Friday, February 03, 2006

We have been talking in the past few podcasts about doing a China acquisition & alliance deal - what we call A&A. I have used a number of analogies - from boat captains to dating relationships - to describe the process and outcomes of China A&A. Today, I would like to add another analogy: gardening.

Imagine putting a seed in the ground and never watering it, weeding it, fertilizing it or making sure it got plenty of sunshine. What do you think would happen? Well, to be honest, I am not really sure because I possess not an OUNCE of a green thumb, so I wouldn’t know. But from what I have seen on TV and read about in books, if you treated a seed with such a cavalier attitude, the chances are it would not do very well. It would die before ever sprouting.

Unfortunately, partnership deals in China are often treated with the same distain. Planting a seed is like a foreign company making the first visit to a potential China partner. It is often exciting and it seems a good start. But then, to extend the analogy, instead of providing what the seed needs to grow, foreign firms will instead send it notes of encouragement, photos of what other successful plants look like when coming to maturity, a legal agreement that states - in no uncertain terms - just how much they are willing to reimburse the plant for the fruit it is sure to grow.

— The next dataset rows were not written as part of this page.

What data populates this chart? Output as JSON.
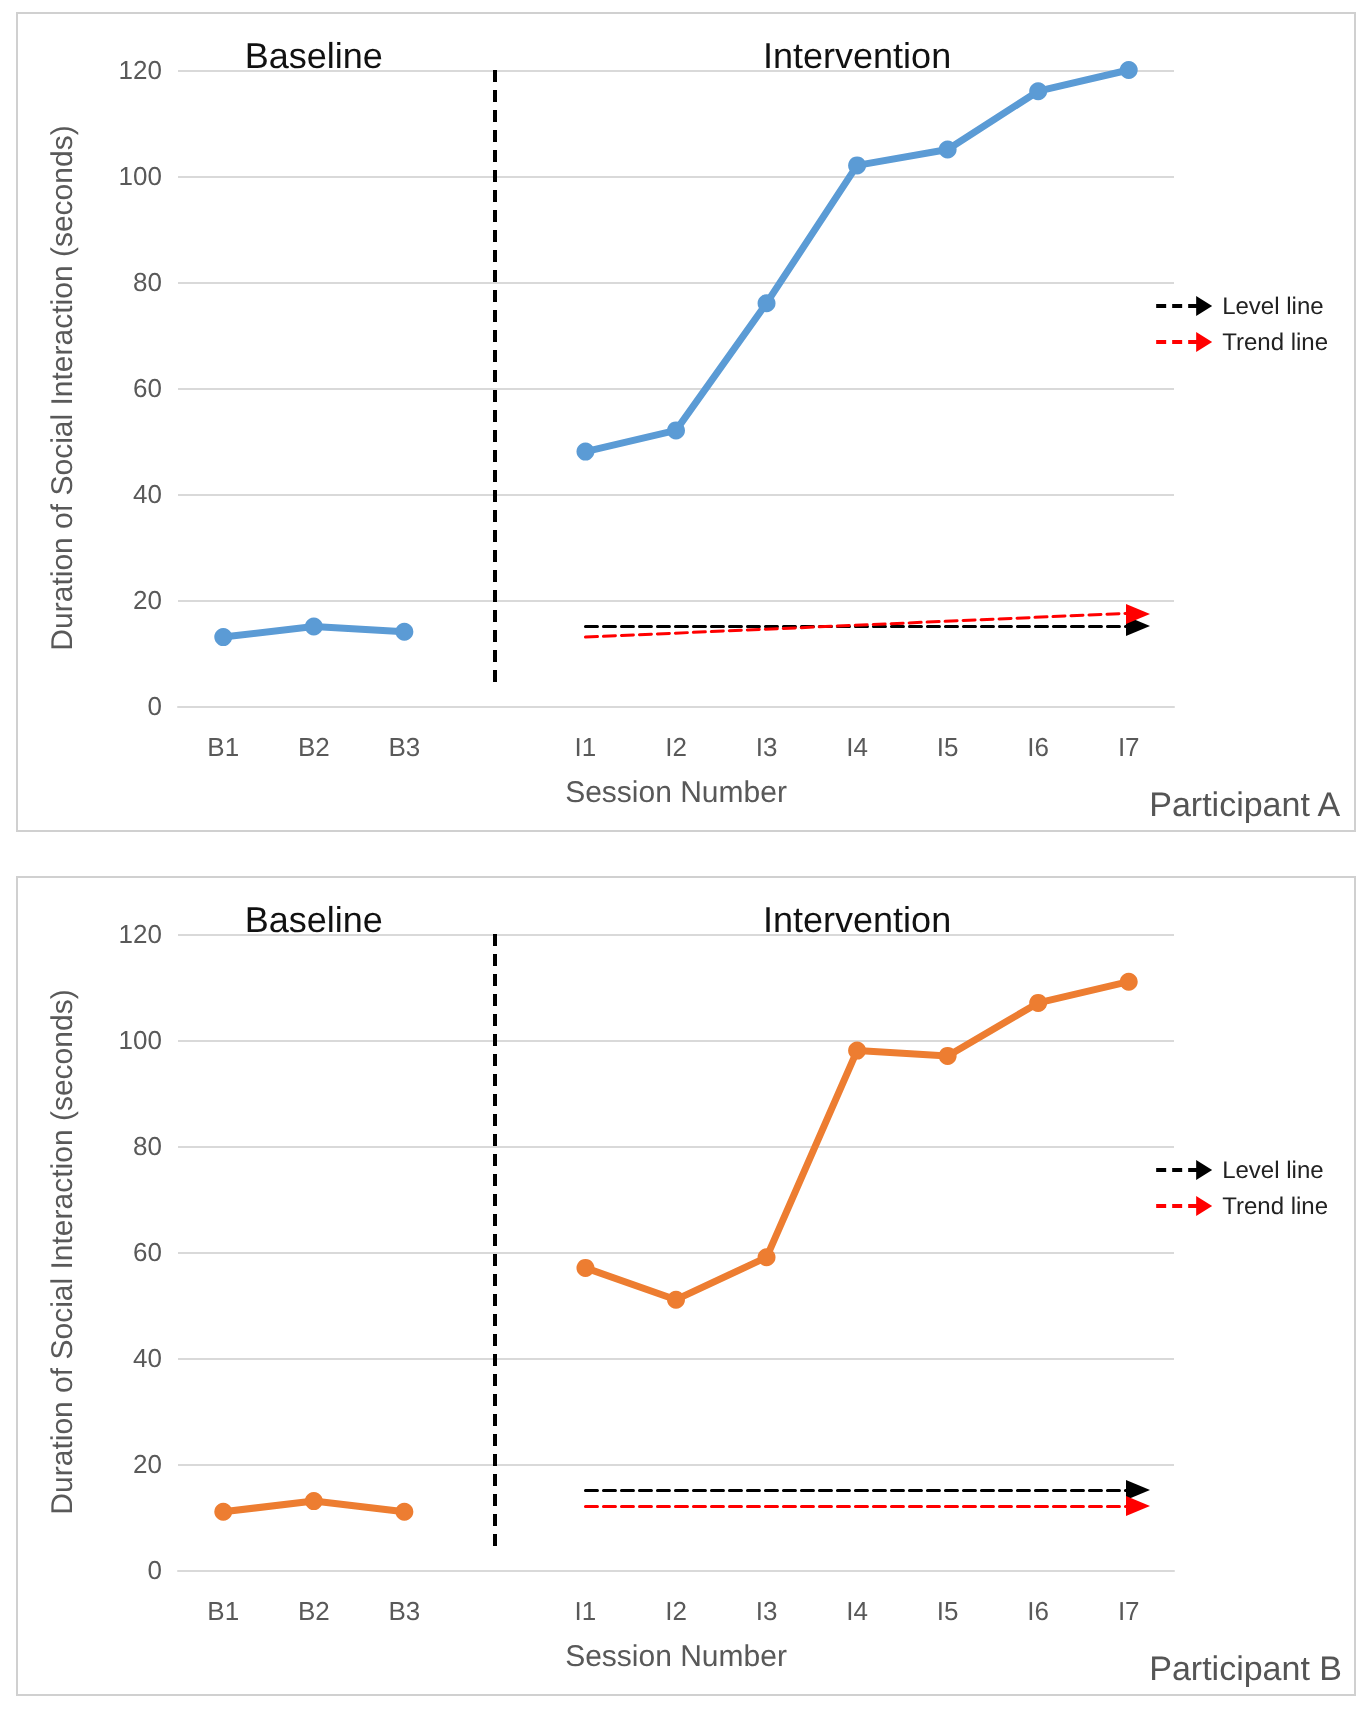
{
  "chart_data": [
    {
      "type": "line",
      "xlabel": "Session Number",
      "ylabel": "Duration of Social Interaction (seconds)",
      "categories": [
        "B1",
        "B2",
        "B3",
        null,
        "I1",
        "I2",
        "I3",
        "I4",
        "I5",
        "I6",
        "I7"
      ],
      "ylim": [
        0,
        120
      ],
      "yticks": [
        0,
        20,
        40,
        60,
        80,
        100,
        120
      ],
      "grid": "y",
      "legend": "right",
      "marker": "circle",
      "line_style": "solid",
      "series": [
        {
          "color": "#5b9bd5",
          "values": [
            13,
            15,
            14,
            null,
            48,
            52,
            76,
            102,
            105,
            116,
            120
          ]
        },
        {
          "name": "Level line",
          "color": "#000000",
          "type": "line",
          "marker": "triangle",
          "line_style": "dashed",
          "values": [
            null,
            null,
            null,
            null,
            15,
            null,
            null,
            null,
            null,
            null,
            15
          ]
        },
        {
          "name": "Trend line",
          "color": "#ff0000",
          "type": "line",
          "marker": "triangle",
          "line_style": "dashed",
          "values": [
            null,
            null,
            null,
            null,
            13,
            null,
            null,
            null,
            null,
            null,
            17.5
          ]
        }
      ],
      "annotations": [
        "Baseline",
        "Intervention",
        "Participant A"
      ]
    },
    {
      "type": "line",
      "xlabel": "Session Number",
      "ylabel": "Duration of Social Interaction (seconds)",
      "categories": [
        "B1",
        "B2",
        "B3",
        null,
        "I1",
        "I2",
        "I3",
        "I4",
        "I5",
        "I6",
        "I7"
      ],
      "ylim": [
        0,
        120
      ],
      "yticks": [
        0,
        20,
        40,
        60,
        80,
        100,
        120
      ],
      "grid": "y",
      "legend": "right",
      "marker": "circle",
      "line_style": "solid",
      "series": [
        {
          "color": "#ed7d31",
          "values": [
            11,
            13,
            11,
            null,
            57,
            51,
            59,
            98,
            97,
            107,
            111
          ]
        },
        {
          "name": "Level line",
          "color": "#000000",
          "type": "line",
          "marker": "triangle",
          "line_style": "dashed",
          "values": [
            null,
            null,
            null,
            null,
            15,
            null,
            null,
            null,
            null,
            null,
            15
          ]
        },
        {
          "name": "Trend line",
          "color": "#ff0000",
          "type": "line",
          "marker": "triangle",
          "line_style": "dashed",
          "values": [
            null,
            null,
            null,
            null,
            12,
            null,
            null,
            null,
            null,
            null,
            12
          ]
        }
      ],
      "annotations": [
        "Baseline",
        "Intervention",
        "Participant B"
      ]
    }
  ]
}
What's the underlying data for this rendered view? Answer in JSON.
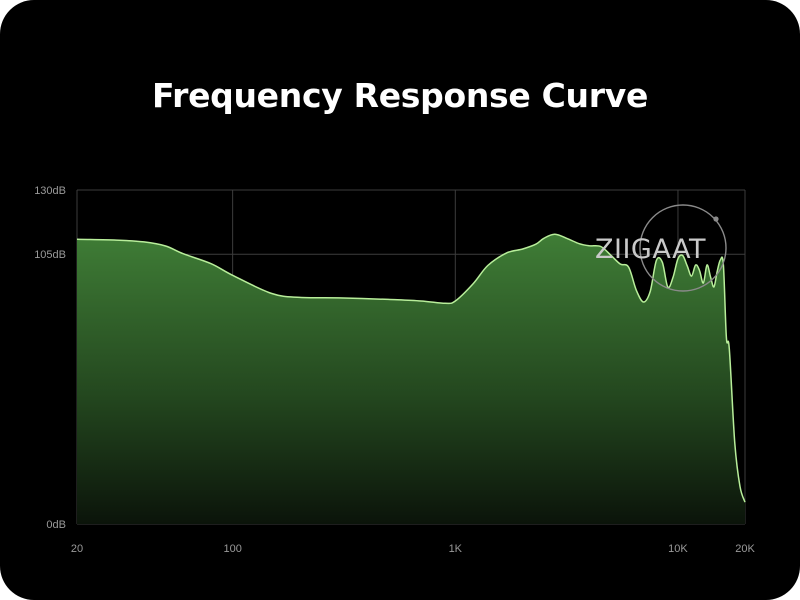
{
  "title": "Frequency Response Curve",
  "logo": {
    "text": "ZIIGAAT"
  },
  "colors": {
    "background": "#000000",
    "grid": "#3d3d3d",
    "line": "#b8ee9a",
    "fill_top": "#3f7d36",
    "fill_bottom": "#0b140a"
  },
  "chart_data": {
    "type": "area",
    "title": "Frequency Response Curve",
    "xlabel": "",
    "ylabel": "",
    "x_scale": "log",
    "xlim": [
      20,
      20000
    ],
    "ylim": [
      0,
      130
    ],
    "grid": true,
    "x_ticks": [
      {
        "value": 20,
        "label": "20"
      },
      {
        "value": 100,
        "label": "100"
      },
      {
        "value": 1000,
        "label": "1K"
      },
      {
        "value": 10000,
        "label": "10K"
      },
      {
        "value": 20000,
        "label": "20K"
      }
    ],
    "y_ticks": [
      {
        "value": 0,
        "label": "0dB"
      },
      {
        "value": 105,
        "label": "105dB"
      },
      {
        "value": 130,
        "label": "130dB"
      }
    ],
    "series": [
      {
        "x": [
          20,
          30,
          40,
          50,
          60,
          80,
          100,
          150,
          200,
          300,
          500,
          700,
          900,
          1000,
          1200,
          1400,
          1700,
          2000,
          2300,
          2500,
          2800,
          3200,
          3600,
          4000,
          4500,
          5000,
          5500,
          6000,
          6500,
          7000,
          7500,
          8000,
          8500,
          9000,
          9500,
          10000,
          10500,
          11000,
          11500,
          12000,
          12500,
          13000,
          13500,
          14000,
          14500,
          15000,
          15500,
          16000,
          16500,
          17000,
          18000,
          19000,
          20000
        ],
        "y": [
          110.8,
          110.5,
          109.8,
          108.2,
          105.2,
          101.3,
          96.8,
          89.7,
          88.2,
          88.0,
          87.4,
          86.8,
          85.9,
          86.8,
          93.4,
          100.6,
          105.5,
          107.0,
          108.9,
          111.2,
          112.8,
          111.0,
          109.1,
          108.3,
          108.0,
          104.6,
          101.2,
          100.0,
          91.0,
          86.4,
          90.5,
          102.6,
          101.9,
          92.2,
          96.0,
          103.3,
          104.5,
          100.5,
          96.5,
          100.8,
          98.7,
          93.8,
          100.8,
          96.2,
          92.3,
          98.3,
          102.8,
          100.8,
          72.5,
          68.2,
          31.4,
          14.6,
          8.5
        ]
      }
    ]
  }
}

In today’s podcast, I will address the first area of cultivation: due diligence. In our market strategy consulting practice, we talk about doing the 6 D’s in China: “due diligence, due diligence, due diligence.” In the West, we think of “due diligence” primarily in the financial and legal sense: checking out a company to make sure that their financial books are in order and that they have not committed (or are not in the process of committing) an egregious legal infraction. In China, these two things certainly need to be done, and there are very competent legal and financial professionals there to assist you. But just doing this type of due diligence is not enough. In fact, it can often mask deep-seated problems and make you feel OK when, in reality, you should be very nervous.